A Corte introduz esse requisito da perspectiva de gênero em resposta à forma como foi conduzido o processo judicial do caso Paola Guzmán. “O Superior Tribunal de Justiça de Guayaquil considerou que não houve crime de assédio sexual, visto que não foi o vice-diretor que ‘perseguiu’ Paola, mas foi ela quem pediu seus ‘favores docentes’, sendo este o ‘princípio da sedução’”. A mesma decisão entendeu que a conduta do vice-diretor configurava ‘estupro’ e, ao explicá-lo, destacou que neste crime a sedução visa ‘alcançar o consentimento e conseguir a cópula carnal, com mulher honesta”, afirma a sentença, que recrimina a Justiça equatoriana por uma “análise enviesada a partir de preconceitos de gênero”. Levaram, conclui, a atribuir-lhe “implicitamente (à vítima), ao menos parcialmente, a responsabilidade pelo que finalmente aconteceu”. E nunca foi considerada a “situação especial de vulnerabilidade em que se encontrava por ser uma menina e sofrer tal violência de um professor”.
Por isso, parte da sentença contra o Equador inclui, além disso, a obrigação de divulgar tudo o que aconteceu por meio de um ato público de reconhecimento de responsabilidade internacional. “Lá (na CIDH) eles viram o que aconteceu.

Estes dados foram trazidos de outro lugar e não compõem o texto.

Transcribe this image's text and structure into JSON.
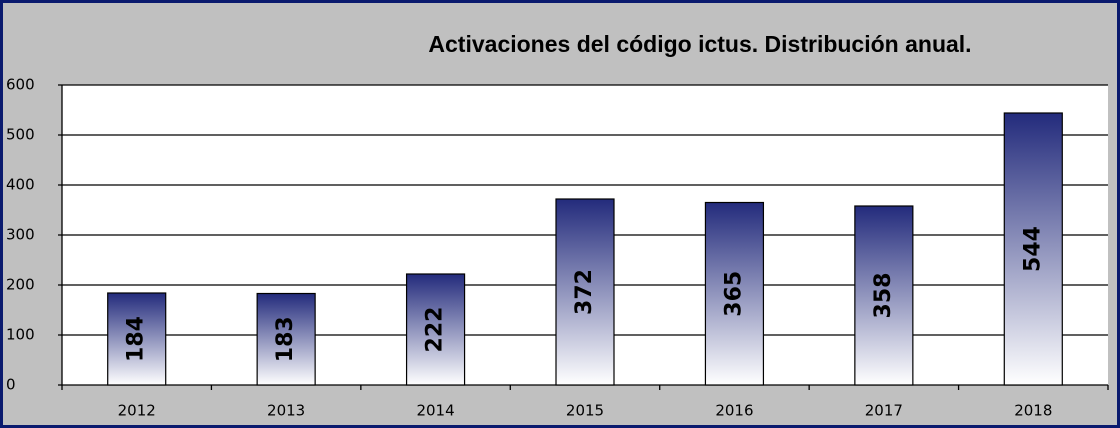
{
  "chart_data": {
    "type": "bar",
    "title": "Activaciones del código ictus. Distribución anual.",
    "categories": [
      "2012",
      "2013",
      "2014",
      "2015",
      "2016",
      "2017",
      "2018"
    ],
    "values": [
      184,
      183,
      222,
      372,
      365,
      358,
      544
    ],
    "color": "#232b7c",
    "ylim": [
      0,
      600
    ],
    "yticks": [
      0,
      100,
      200,
      300,
      400,
      500,
      600
    ],
    "grid": true
  }
}
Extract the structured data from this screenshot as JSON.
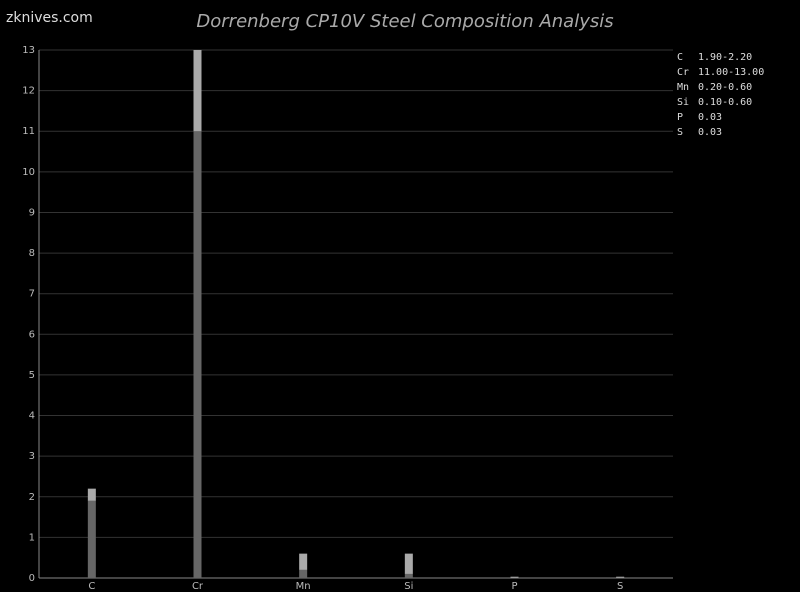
{
  "chart_data": {
    "type": "range_bar",
    "title": "Dorrenberg CP10V Steel Composition Analysis",
    "watermark": "zknives.com",
    "categories": [
      "C",
      "Cr",
      "Mn",
      "Si",
      "P",
      "S"
    ],
    "low": [
      1.9,
      11,
      0.2,
      0.1,
      0.03,
      0.03
    ],
    "high": [
      2.2,
      13,
      0.6,
      0.6,
      0.03,
      0.03
    ],
    "range_labels": [
      "1.90-2.20",
      "11.00-13.00",
      "0.20-0.60",
      "0.10-0.60",
      "0.03",
      "0.03"
    ],
    "low_color": "#666666",
    "high_color": "#aaaaaa",
    "ylim": [
      0,
      13
    ],
    "yticks": [
      0,
      1,
      2,
      3,
      4,
      5,
      6,
      7,
      8,
      9,
      10,
      11,
      12,
      13
    ],
    "grid": true,
    "legend": "top-right"
  }
}
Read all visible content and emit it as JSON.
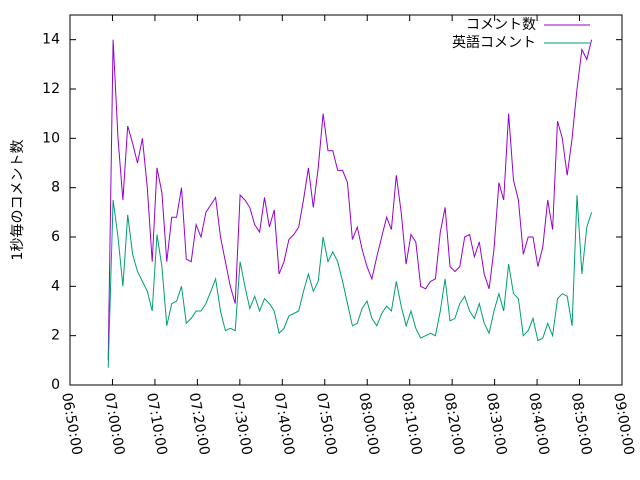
{
  "chart_data": {
    "type": "line",
    "y_label": "1秒毎のコメント数",
    "x": [
      25140,
      25209,
      25278,
      25347,
      25416,
      25485,
      25554,
      25623,
      25692,
      25761,
      25830,
      25899,
      25968,
      26037,
      26106,
      26175,
      26244,
      26313,
      26382,
      26451,
      26520,
      26589,
      26658,
      26727,
      26796,
      26865,
      26934,
      27003,
      27072,
      27141,
      27210,
      27279,
      27348,
      27417,
      27486,
      27555,
      27624,
      27693,
      27762,
      27831,
      27900,
      27969,
      28038,
      28107,
      28176,
      28245,
      28314,
      28383,
      28452,
      28521,
      28590,
      28659,
      28728,
      28797,
      28866,
      28935,
      29004,
      29073,
      29142,
      29211,
      29280,
      29349,
      29418,
      29487,
      29556,
      29625,
      29694,
      29763,
      29832,
      29901,
      29970,
      30039,
      30108,
      30177,
      30246,
      30315,
      30384,
      30453,
      30522,
      30591,
      30660,
      30729,
      30798,
      30867,
      30936,
      31005,
      31074,
      31143,
      31212,
      31281,
      31350,
      31419,
      31488,
      31557,
      31626,
      31695,
      31764,
      31833,
      31902,
      31971
    ],
    "series": [
      {
        "name": "コメント数",
        "color": "#9400d3",
        "values": [
          1,
          14,
          10,
          7.5,
          10.5,
          9.8,
          9,
          10,
          8,
          5,
          8.8,
          7.8,
          5,
          6.8,
          6.8,
          8,
          5.1,
          5,
          6.5,
          6,
          7,
          7.3,
          7.6,
          6,
          5,
          4,
          3.3,
          7.7,
          7.5,
          7.2,
          6.5,
          6.2,
          7.6,
          6.4,
          7.1,
          4.5,
          5,
          5.9,
          6.1,
          6.4,
          7.5,
          8.8,
          7.2,
          8.8,
          11,
          9.5,
          9.5,
          8.7,
          8.7,
          8.2,
          5.9,
          6.4,
          5.5,
          4.8,
          4.3,
          5.2,
          6,
          6.8,
          6.3,
          8.5,
          7,
          4.9,
          6.1,
          5.8,
          4,
          3.9,
          4.2,
          4.3,
          6.2,
          7.2,
          4.8,
          4.6,
          4.8,
          6,
          6.1,
          5.2,
          5.8,
          4.5,
          3.9,
          5.5,
          8.2,
          7.5,
          11,
          8.3,
          7.5,
          5.3,
          6,
          6,
          4.8,
          5.6,
          7.5,
          6.3,
          10.7,
          10,
          8.5,
          10,
          12,
          13.6,
          13.2,
          14
        ]
      },
      {
        "name": "英語コメント",
        "color": "#009e73",
        "values": [
          0.7,
          7.5,
          6,
          4,
          6.9,
          5.3,
          4.6,
          4.2,
          3.8,
          3,
          6.1,
          4.8,
          2.4,
          3.3,
          3.4,
          4,
          2.5,
          2.7,
          3,
          3,
          3.3,
          3.8,
          4.3,
          3,
          2.2,
          2.3,
          2.2,
          5,
          4,
          3.1,
          3.6,
          3,
          3.5,
          3.3,
          3,
          2.1,
          2.3,
          2.8,
          2.9,
          3,
          3.8,
          4.5,
          3.8,
          4.2,
          6,
          5,
          5.4,
          5,
          4.2,
          3.3,
          2.4,
          2.5,
          3.1,
          3.4,
          2.7,
          2.4,
          2.9,
          3.2,
          3,
          4.2,
          3.2,
          2.4,
          3,
          2.3,
          1.9,
          2,
          2.1,
          2,
          3,
          4.3,
          2.6,
          2.7,
          3.3,
          3.6,
          3,
          2.7,
          3.3,
          2.5,
          2.1,
          3,
          3.7,
          3,
          4.9,
          3.7,
          3.5,
          2,
          2.2,
          2.7,
          1.8,
          1.9,
          2.5,
          2,
          3.5,
          3.7,
          3.6,
          2.4,
          7.7,
          4.5,
          6.4,
          7
        ]
      }
    ],
    "xlim": [
      24600,
      32400
    ],
    "xticks": [
      {
        "value": 24600,
        "label": "06:50:00"
      },
      {
        "value": 25200,
        "label": "07:00:00"
      },
      {
        "value": 25800,
        "label": "07:10:00"
      },
      {
        "value": 26400,
        "label": "07:20:00"
      },
      {
        "value": 27000,
        "label": "07:30:00"
      },
      {
        "value": 27600,
        "label": "07:40:00"
      },
      {
        "value": 28200,
        "label": "07:50:00"
      },
      {
        "value": 28800,
        "label": "08:00:00"
      },
      {
        "value": 29400,
        "label": "08:10:00"
      },
      {
        "value": 30000,
        "label": "08:20:00"
      },
      {
        "value": 30600,
        "label": "08:30:00"
      },
      {
        "value": 31200,
        "label": "08:40:00"
      },
      {
        "value": 31800,
        "label": "08:50:00"
      },
      {
        "value": 32400,
        "label": "09:00:00"
      }
    ],
    "ylim": [
      0,
      15
    ],
    "yticks": [
      0,
      2,
      4,
      6,
      8,
      10,
      12,
      14
    ],
    "legend": "top-right"
  }
}
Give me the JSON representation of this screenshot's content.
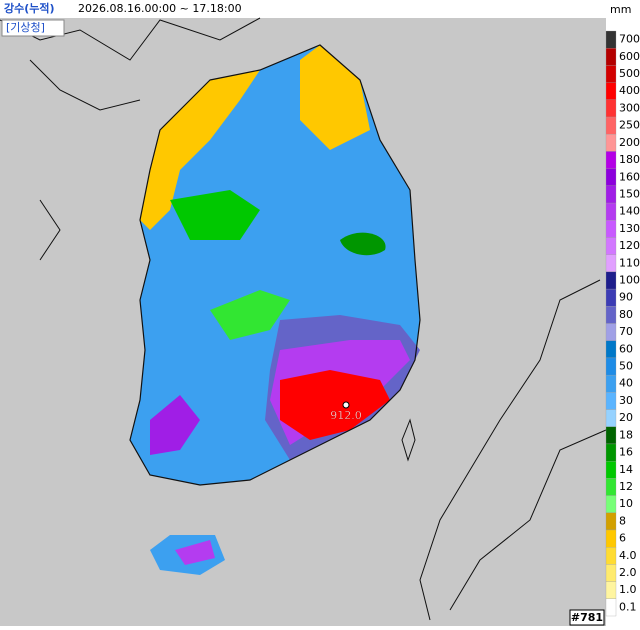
{
  "header": {
    "title": "강수(누적)",
    "period": "2026.08.16.00:00 ~ 17.18:00",
    "agency": "[기상청]"
  },
  "legend": {
    "unit": "mm",
    "entries": [
      {
        "label": "700",
        "color": "#333333"
      },
      {
        "label": "600",
        "color": "#b40000"
      },
      {
        "label": "500",
        "color": "#d20000"
      },
      {
        "label": "400",
        "color": "#ff0000"
      },
      {
        "label": "300",
        "color": "#ff3232"
      },
      {
        "label": "250",
        "color": "#ff6464"
      },
      {
        "label": "200",
        "color": "#ff9696"
      },
      {
        "label": "180",
        "color": "#b400e6"
      },
      {
        "label": "160",
        "color": "#8c00dc"
      },
      {
        "label": "150",
        "color": "#a01ee6"
      },
      {
        "label": "140",
        "color": "#b43cf0"
      },
      {
        "label": "130",
        "color": "#c85aff"
      },
      {
        "label": "120",
        "color": "#d278ff"
      },
      {
        "label": "110",
        "color": "#e1a0ff"
      },
      {
        "label": "100",
        "color": "#1e1e8c"
      },
      {
        "label": "90",
        "color": "#3c3cb4"
      },
      {
        "label": "80",
        "color": "#6464c8"
      },
      {
        "label": "70",
        "color": "#a0a0e6"
      },
      {
        "label": "60",
        "color": "#0078c8"
      },
      {
        "label": "50",
        "color": "#1e8ce6"
      },
      {
        "label": "40",
        "color": "#3ca0f0"
      },
      {
        "label": "30",
        "color": "#5ab4ff"
      },
      {
        "label": "20",
        "color": "#96d2ff"
      },
      {
        "label": "18",
        "color": "#006400"
      },
      {
        "label": "16",
        "color": "#009600"
      },
      {
        "label": "14",
        "color": "#00c800"
      },
      {
        "label": "12",
        "color": "#32e632"
      },
      {
        "label": "10",
        "color": "#78ff78"
      },
      {
        "label": "8",
        "color": "#d2a000"
      },
      {
        "label": "6",
        "color": "#ffc800"
      },
      {
        "label": "4.0",
        "color": "#ffdc32"
      },
      {
        "label": "2.0",
        "color": "#ffeb6e"
      },
      {
        "label": "1.0",
        "color": "#fff5a0"
      },
      {
        "label": "0.1",
        "color": "#ffffff"
      }
    ]
  },
  "map": {
    "max_label": "912.0"
  },
  "footer": {
    "id": "#781"
  }
}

Viram todas as provas, mas aqui ninguém deu importância ao que estava acontecendo na educação: o estupro e o assédio. Dou graças a Deus que ele ainda me mantém de pé para ver que a justiça está sendo feita com minha filha. No Equador não há justiça para minha filha nem para todas as meninas que foram abusadas”, questiona ainda a mãe de Paola.
O Equador tem agora um ano para acatar a sentença e deverá reportar seus avanços à Corte, que não encerrará o caso até que o país tenha “cumprido integralmente” todas as determinações.